In uno studio più recente, effettuato su 84.620 donne danesi, si è riscontrato che, se nel primo trimestre dopo l’aborto volontario le donne non dimostrano disturbi psichici, a distanza di 9 mesi e ancor di più dopo un anno, nelle stesse donne gli effetti psicologici compaiono in modo significativo. Col passare del tempo infatti, in concomitanza dell’anniversario dell’aborto, i meccanismi di ‘coping’ della donna iniziano ad essere sopraffatti dal dolore persistente, dal senso di colpa o da altri fattori di stress legati all’aborto. (A reanalysis of mental disorder risk following first-trimester abortions in Denmark. David C. Reardon. Issues in Law & Medicine, vol.39,N.1 2024).

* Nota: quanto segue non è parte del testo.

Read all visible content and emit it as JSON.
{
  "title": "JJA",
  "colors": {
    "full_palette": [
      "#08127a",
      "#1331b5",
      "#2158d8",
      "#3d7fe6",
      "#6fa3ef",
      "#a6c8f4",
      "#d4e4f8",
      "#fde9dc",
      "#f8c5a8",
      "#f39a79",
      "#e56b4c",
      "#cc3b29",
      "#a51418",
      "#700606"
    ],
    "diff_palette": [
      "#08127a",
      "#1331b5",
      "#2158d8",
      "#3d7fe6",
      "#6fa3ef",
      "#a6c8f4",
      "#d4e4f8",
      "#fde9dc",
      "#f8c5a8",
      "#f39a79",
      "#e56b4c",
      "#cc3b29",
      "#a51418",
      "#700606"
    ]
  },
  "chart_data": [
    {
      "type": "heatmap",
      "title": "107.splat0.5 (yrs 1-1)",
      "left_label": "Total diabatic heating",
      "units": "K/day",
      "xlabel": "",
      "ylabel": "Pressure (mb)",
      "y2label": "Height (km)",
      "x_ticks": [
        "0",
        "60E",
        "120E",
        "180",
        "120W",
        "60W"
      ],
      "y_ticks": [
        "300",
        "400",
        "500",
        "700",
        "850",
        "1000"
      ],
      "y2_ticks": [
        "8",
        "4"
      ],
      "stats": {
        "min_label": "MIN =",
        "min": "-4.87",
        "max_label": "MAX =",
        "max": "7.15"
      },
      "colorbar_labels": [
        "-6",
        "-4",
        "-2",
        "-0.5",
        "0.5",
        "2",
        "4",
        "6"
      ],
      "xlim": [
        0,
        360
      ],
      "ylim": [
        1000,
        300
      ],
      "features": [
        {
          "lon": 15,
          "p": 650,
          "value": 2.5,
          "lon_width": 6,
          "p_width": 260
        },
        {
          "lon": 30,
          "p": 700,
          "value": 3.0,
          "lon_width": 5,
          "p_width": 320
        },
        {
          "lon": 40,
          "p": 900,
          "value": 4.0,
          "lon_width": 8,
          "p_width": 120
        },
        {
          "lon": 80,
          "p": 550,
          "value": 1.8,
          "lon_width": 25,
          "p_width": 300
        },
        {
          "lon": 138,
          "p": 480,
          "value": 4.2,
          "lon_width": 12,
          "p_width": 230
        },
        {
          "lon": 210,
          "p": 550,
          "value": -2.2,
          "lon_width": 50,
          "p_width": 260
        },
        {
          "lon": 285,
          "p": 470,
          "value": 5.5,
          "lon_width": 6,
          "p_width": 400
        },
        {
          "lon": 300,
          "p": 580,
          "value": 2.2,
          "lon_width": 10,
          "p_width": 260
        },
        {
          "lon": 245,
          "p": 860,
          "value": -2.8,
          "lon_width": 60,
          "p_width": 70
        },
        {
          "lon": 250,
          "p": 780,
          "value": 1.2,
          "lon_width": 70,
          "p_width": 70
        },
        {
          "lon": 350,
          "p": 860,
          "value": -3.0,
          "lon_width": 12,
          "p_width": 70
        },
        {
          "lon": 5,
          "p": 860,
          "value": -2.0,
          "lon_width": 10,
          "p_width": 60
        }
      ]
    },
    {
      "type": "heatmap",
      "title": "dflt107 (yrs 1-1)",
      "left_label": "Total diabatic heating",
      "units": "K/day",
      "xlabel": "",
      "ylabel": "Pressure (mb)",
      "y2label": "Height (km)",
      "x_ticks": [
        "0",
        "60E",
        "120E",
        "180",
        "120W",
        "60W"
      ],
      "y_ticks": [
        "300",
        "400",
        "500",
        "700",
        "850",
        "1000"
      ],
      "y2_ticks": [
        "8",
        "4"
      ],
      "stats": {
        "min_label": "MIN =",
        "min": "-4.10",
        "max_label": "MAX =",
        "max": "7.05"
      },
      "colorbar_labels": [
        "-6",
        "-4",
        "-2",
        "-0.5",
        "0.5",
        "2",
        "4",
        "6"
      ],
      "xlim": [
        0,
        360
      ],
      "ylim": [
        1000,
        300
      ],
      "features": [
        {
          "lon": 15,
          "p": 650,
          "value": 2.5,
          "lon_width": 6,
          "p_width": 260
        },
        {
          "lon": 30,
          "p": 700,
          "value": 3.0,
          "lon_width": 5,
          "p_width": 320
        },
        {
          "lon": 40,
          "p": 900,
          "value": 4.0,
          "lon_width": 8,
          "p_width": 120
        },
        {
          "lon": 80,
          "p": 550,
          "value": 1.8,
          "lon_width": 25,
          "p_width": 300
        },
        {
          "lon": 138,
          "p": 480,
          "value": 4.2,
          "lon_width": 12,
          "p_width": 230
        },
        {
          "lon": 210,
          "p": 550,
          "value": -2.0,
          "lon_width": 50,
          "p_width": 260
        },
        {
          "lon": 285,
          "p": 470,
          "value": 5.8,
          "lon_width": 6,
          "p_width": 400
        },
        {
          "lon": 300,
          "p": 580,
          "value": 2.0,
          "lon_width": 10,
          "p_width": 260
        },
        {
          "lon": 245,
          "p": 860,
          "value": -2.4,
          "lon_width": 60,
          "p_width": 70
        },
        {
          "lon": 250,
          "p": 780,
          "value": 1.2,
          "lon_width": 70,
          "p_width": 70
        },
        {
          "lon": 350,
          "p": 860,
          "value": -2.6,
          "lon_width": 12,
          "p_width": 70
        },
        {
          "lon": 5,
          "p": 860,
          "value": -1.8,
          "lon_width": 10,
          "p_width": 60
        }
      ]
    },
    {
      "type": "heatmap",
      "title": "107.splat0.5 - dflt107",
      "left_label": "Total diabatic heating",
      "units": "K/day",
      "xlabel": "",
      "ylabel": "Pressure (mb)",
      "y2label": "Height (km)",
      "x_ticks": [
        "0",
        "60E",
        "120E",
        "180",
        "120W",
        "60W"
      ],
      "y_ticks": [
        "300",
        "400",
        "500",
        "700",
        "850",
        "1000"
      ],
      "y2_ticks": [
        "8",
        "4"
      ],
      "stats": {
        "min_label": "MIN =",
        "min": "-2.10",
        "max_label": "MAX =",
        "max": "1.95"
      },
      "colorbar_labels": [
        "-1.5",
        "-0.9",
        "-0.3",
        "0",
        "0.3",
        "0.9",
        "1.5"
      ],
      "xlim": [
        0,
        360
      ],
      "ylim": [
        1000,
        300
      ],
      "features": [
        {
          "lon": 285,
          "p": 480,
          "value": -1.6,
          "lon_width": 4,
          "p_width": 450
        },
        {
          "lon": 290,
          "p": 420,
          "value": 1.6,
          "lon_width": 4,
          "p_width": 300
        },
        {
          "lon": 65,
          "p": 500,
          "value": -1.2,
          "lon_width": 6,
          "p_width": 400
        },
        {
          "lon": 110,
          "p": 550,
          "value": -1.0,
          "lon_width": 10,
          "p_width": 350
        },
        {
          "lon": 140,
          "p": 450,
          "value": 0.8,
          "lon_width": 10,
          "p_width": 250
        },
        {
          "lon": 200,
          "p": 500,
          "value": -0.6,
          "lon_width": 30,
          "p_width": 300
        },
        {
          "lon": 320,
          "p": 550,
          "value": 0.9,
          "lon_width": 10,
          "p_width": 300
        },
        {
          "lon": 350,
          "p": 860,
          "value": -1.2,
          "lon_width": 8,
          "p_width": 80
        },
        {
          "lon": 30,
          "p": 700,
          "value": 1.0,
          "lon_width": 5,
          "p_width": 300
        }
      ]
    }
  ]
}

Altro pretestuoso ostacolo all’aborto volontario sarebbe l’“obiezione di coscienza” del personale sanitario, in particolare dei medici, ginecologi ed anestesisti. Ma le stesse Relazioni ministeriali al Parlamento sulla L.194 ogni anno documentano l’infondatezza di questo rilievo. E, con l’incremento costante dell’aborto chimico o farmacologico che viene operato per la maggioranza dei casi al di fuori degli ospedali, questo “ostacolo” resta nell’immaginario di coloro che premono per una piena liberalizzazione dell’aborto volontario, scavalcando la stessa L. 194.

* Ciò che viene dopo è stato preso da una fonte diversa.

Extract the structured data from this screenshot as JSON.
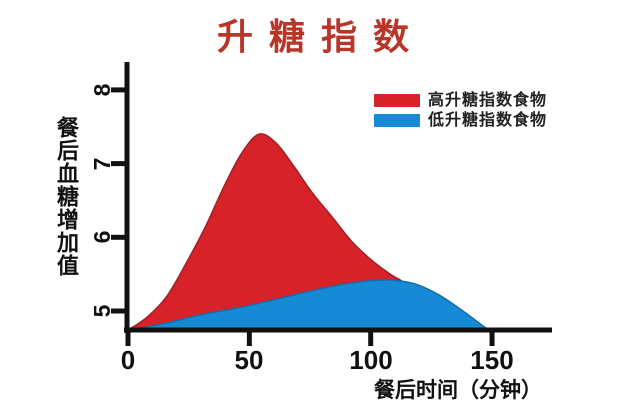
{
  "title": {
    "text": "升糖指数",
    "color": "#b83527"
  },
  "legend": {
    "items": [
      {
        "label": "高升糖指数食物",
        "color": "#d8222a"
      },
      {
        "label": "低升糖指数食物",
        "color": "#168ad4"
      }
    ]
  },
  "chart_data": {
    "type": "area",
    "title": "升糖指数",
    "xlabel": "餐后时间（分钟）",
    "ylabel": "餐后血糖增加值",
    "xticks": [
      0,
      50,
      100,
      150
    ],
    "yticks": [
      5,
      6,
      7,
      8
    ],
    "xlim": [
      0,
      172
    ],
    "ylim": [
      4.74,
      8.3
    ],
    "baseline_value": 4.74,
    "grid": false,
    "legend_position": "top-right",
    "axis_color": "#111111",
    "series": [
      {
        "name": "高升糖指数食物",
        "color": "#d8222a",
        "edge_color": "#a02027",
        "points": [
          [
            0,
            4.74
          ],
          [
            8,
            4.92
          ],
          [
            16,
            5.2
          ],
          [
            24,
            5.65
          ],
          [
            32,
            6.15
          ],
          [
            40,
            6.72
          ],
          [
            47,
            7.15
          ],
          [
            54,
            7.4
          ],
          [
            61,
            7.28
          ],
          [
            68,
            6.98
          ],
          [
            76,
            6.6
          ],
          [
            84,
            6.28
          ],
          [
            92,
            5.95
          ],
          [
            100,
            5.7
          ],
          [
            108,
            5.5
          ],
          [
            115,
            5.35
          ],
          [
            121,
            5.05
          ],
          [
            126,
            4.74
          ]
        ]
      },
      {
        "name": "低升糖指数食物",
        "color": "#168ad4",
        "edge_color": "#0f6fae",
        "points": [
          [
            0,
            4.74
          ],
          [
            15,
            4.83
          ],
          [
            30,
            4.95
          ],
          [
            45,
            5.04
          ],
          [
            60,
            5.15
          ],
          [
            75,
            5.27
          ],
          [
            90,
            5.37
          ],
          [
            100,
            5.41
          ],
          [
            108,
            5.42
          ],
          [
            118,
            5.37
          ],
          [
            128,
            5.22
          ],
          [
            138,
            5.0
          ],
          [
            147,
            4.78
          ],
          [
            150,
            4.74
          ]
        ]
      }
    ]
  }
}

Di fatto, già dai dati che si rilevano in questi ultimi anni, appare evidente quanto la L. 194 venga beffata: continuano gli aborti clandestini (10.000-13.000 secondo l’ultima stima del 2017); si diffonde la contraccezione d’emergenza, specialmente tra le giovani, ossia le pillole post-coitali “del giorno e dei 5 giorni dopo” (762.796 confezioni totali di Norlevo ed ellaOne vendute nel 2023) con effetto antinidatorio, cioè abortivo precoce; viene praticato l’aborto clandestino con il Cytotec, una prostaglandina disponibile nelle farmacie ed anche acquistabile online che causa un’abbondante metrorragia del tutto sovrapponibile a quella di un aborto spontaneo. Tutti questi dati saranno forniti in maniera più ampia e ragionata sul prossimo 3° Rapporto sull’Aborto volontario, in via di pubblicazione.

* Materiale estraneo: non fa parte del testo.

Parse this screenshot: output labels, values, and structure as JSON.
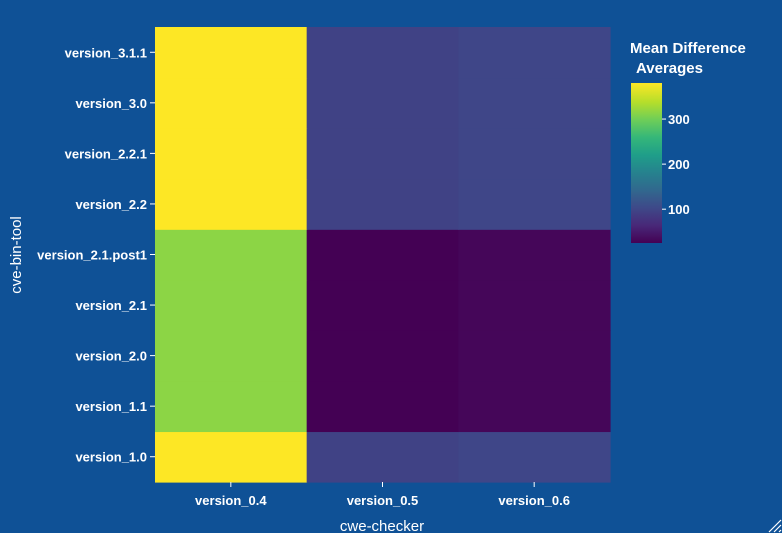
{
  "chart_data": {
    "type": "heatmap",
    "xlabel": "cwe-checker",
    "ylabel": "cve-bin-tool",
    "x_categories": [
      "version_0.4",
      "version_0.5",
      "version_0.6"
    ],
    "y_categories": [
      "version_1.0",
      "version_1.1",
      "version_2.0",
      "version_2.1",
      "version_2.1.post1",
      "version_2.2",
      "version_2.2.1",
      "version_3.0",
      "version_3.1.1"
    ],
    "z": [
      [
        380,
        95,
        100
      ],
      [
        315,
        25,
        30
      ],
      [
        315,
        25,
        30
      ],
      [
        315,
        25,
        30
      ],
      [
        315,
        25,
        30
      ],
      [
        380,
        95,
        100
      ],
      [
        380,
        95,
        100
      ],
      [
        380,
        95,
        100
      ],
      [
        380,
        95,
        100
      ]
    ],
    "zmin": 25,
    "zmax": 380,
    "colorscale": "viridis",
    "colorbar": {
      "title_lines": [
        "Mean Difference",
        "Averages"
      ],
      "tickvals": [
        100,
        200,
        300
      ]
    },
    "grid": false
  },
  "colors": {
    "background": "#0f5196",
    "text": "#ffffff",
    "axis_line": "#ffffff"
  }
}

Siamo dunque di fronte ad un “assedio ideologico” nei confronti della politica e dell’opinione pubblica, il cui “cavallo di Troia”, ben foraggiato dalle organizzazioni internazionali più influenti (ad es. OMS), viene strategicamente fatto coincidere con la “salute sessuale e riproduttiva delle donne”. E’ una strategia che ha mezzi potenti, ma da quanto abbiamo qui potuto documentare, si fonda sulla menzogna che inganna le coscienze delle persone, indotte a ritenere lecito, anzi “un diritto fondamentale” l’atto più ingiusto della civiltà umana: la soppressione violenta di un essere umano inerme ed indifeso!